La Furcjìto è una piccola insellatura posta sulla parte inferiore della lunga dorsale che dalla vetta del m. Crostis scende alla Fòrcjo de Bióucjos e di qui, attraverso Cjaso Boreàn, Spelât, Gòto e Ğùof, all'immissione del rio Fulìn nel Degano. Il passaggio della Furcjìto assunse un certo rilievo dopo l’apertura della strado di Crèts, che qui scavalca la sopracitata dorsale abbandonando la valle del Fulìn per calarsi rapida nella valle del Degano sfiorando l'abitato di Tors.
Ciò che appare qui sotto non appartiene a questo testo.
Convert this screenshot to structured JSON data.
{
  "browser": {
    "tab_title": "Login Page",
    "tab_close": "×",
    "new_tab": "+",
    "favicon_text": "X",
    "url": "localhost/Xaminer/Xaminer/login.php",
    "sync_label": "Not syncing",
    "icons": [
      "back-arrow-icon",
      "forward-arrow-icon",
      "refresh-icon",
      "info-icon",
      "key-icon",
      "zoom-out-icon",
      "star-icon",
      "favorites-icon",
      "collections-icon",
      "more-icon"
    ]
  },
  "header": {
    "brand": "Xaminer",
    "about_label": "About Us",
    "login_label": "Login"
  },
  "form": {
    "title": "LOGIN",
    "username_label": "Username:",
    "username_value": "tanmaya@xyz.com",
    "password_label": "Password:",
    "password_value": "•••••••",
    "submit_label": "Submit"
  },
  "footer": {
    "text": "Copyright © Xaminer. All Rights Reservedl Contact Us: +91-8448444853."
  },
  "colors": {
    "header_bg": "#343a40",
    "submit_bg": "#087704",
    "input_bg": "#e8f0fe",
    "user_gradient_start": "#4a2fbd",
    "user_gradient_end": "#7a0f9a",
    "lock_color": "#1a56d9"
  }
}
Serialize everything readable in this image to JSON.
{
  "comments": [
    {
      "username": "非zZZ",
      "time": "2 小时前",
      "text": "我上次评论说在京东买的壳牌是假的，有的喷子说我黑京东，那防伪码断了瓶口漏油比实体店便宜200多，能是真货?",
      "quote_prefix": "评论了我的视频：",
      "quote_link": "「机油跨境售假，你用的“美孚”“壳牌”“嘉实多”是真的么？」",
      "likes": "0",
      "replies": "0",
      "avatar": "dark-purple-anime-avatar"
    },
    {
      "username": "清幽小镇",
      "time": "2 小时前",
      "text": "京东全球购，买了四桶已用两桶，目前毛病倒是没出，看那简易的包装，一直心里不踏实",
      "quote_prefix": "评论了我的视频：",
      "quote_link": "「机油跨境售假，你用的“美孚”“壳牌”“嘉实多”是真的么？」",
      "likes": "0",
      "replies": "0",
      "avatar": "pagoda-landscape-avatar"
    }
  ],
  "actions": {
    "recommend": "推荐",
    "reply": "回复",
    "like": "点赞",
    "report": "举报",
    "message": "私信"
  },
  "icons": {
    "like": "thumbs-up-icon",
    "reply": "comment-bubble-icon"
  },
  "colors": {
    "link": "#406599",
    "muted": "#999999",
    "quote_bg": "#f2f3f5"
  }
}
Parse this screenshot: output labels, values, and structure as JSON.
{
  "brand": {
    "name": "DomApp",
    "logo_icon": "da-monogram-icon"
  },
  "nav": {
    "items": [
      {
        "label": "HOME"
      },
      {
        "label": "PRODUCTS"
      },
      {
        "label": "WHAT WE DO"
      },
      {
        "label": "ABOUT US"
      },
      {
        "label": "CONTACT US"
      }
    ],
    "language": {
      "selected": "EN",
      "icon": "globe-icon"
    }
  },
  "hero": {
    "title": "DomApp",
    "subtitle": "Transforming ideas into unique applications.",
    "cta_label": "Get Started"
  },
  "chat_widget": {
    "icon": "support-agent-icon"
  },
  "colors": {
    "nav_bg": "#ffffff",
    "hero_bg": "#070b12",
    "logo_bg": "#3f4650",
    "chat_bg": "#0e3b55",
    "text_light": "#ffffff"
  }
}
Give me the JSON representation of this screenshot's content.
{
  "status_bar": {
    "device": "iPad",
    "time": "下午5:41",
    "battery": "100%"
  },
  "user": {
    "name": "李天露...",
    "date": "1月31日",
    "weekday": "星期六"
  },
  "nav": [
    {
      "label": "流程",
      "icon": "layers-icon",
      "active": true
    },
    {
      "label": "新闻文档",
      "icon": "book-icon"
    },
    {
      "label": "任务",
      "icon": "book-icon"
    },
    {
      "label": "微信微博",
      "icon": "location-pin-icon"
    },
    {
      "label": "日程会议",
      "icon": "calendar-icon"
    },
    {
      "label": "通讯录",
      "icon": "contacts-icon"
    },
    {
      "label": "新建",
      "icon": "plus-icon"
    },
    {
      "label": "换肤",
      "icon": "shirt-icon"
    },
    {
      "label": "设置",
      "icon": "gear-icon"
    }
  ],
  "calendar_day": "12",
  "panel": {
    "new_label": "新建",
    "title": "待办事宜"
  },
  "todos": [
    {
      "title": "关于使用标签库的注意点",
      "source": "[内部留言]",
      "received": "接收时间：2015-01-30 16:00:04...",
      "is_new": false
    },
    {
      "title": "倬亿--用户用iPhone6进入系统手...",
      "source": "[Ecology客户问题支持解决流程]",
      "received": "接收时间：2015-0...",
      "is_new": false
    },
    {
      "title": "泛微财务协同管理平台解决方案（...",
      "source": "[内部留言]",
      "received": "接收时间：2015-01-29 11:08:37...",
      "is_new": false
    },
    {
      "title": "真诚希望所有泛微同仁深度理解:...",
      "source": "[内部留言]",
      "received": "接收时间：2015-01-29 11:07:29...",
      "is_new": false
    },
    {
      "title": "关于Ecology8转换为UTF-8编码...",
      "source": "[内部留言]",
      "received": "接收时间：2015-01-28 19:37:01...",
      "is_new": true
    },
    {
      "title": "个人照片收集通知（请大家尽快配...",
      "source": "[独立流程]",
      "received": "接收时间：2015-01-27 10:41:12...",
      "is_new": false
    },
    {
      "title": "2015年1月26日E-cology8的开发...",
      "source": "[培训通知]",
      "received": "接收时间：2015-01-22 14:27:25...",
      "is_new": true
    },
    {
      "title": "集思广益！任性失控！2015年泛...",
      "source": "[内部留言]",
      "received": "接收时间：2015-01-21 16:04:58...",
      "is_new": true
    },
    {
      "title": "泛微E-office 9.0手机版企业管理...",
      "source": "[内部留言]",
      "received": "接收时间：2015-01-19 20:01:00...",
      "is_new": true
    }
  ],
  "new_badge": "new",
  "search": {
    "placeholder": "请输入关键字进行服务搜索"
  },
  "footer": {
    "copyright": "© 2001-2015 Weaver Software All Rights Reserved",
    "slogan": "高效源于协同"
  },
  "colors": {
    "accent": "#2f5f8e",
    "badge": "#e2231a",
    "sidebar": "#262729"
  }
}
Trovandosi lungo la linea di confine naturale fra i territori di Collina e Givigliana, anche la Furcjìto fu oggetto di attenzione in sede di demarcazione definitiva dei confini fra i due “Ond. Comuni di Giviana, e Colina…dichiarando, che previo il sopra luoco praticato nel giorno primo corrente… è stata in confine ritrovata, e fissata da nuovo una Croce scolpita in pietra in essa “Forchetta”“ (v. Gòto e relativa nota).
La “Forchetta” del testo settecentesco è per l’appunto la nostra Furcjìto, segnata con la citata pietra con croce scolpita, che a sua volta costituisce il segno confinario ripetuto in gran numero lungo l'intero percorso.

125. Furcùço [de -]   Q1625, ✧E-O. Prato ripido [id., inselvatichito]. V. il lemma prec., di cui Furcùço è una variante, sempre diminutivo di fòrcjo.

Il toponimo corrisponde ad una forcelletta sul lunghissimo costone che da Crèto Blàncjo scende a Belvedère e, molto più in basso, alla Caròno di Colarìot e infine al rio Fulìn.
Luogo tanto insignificante nell’apparenza quanto rilevante nell’economia agro-silvicola, la Furcùço giocava un ruolo assai importante per il transito di contadini, pastori, e boscaioli. E anche, almeno per un certo periodo, di soldati diretti alle postazioni di Crèto Blàncjo, giacché la Furcùço era il punto di ricongiungimento della strado des ùolğos che saliva dalla Basso, e della Strado di Soldâts che saliva da Cjalgjadùor.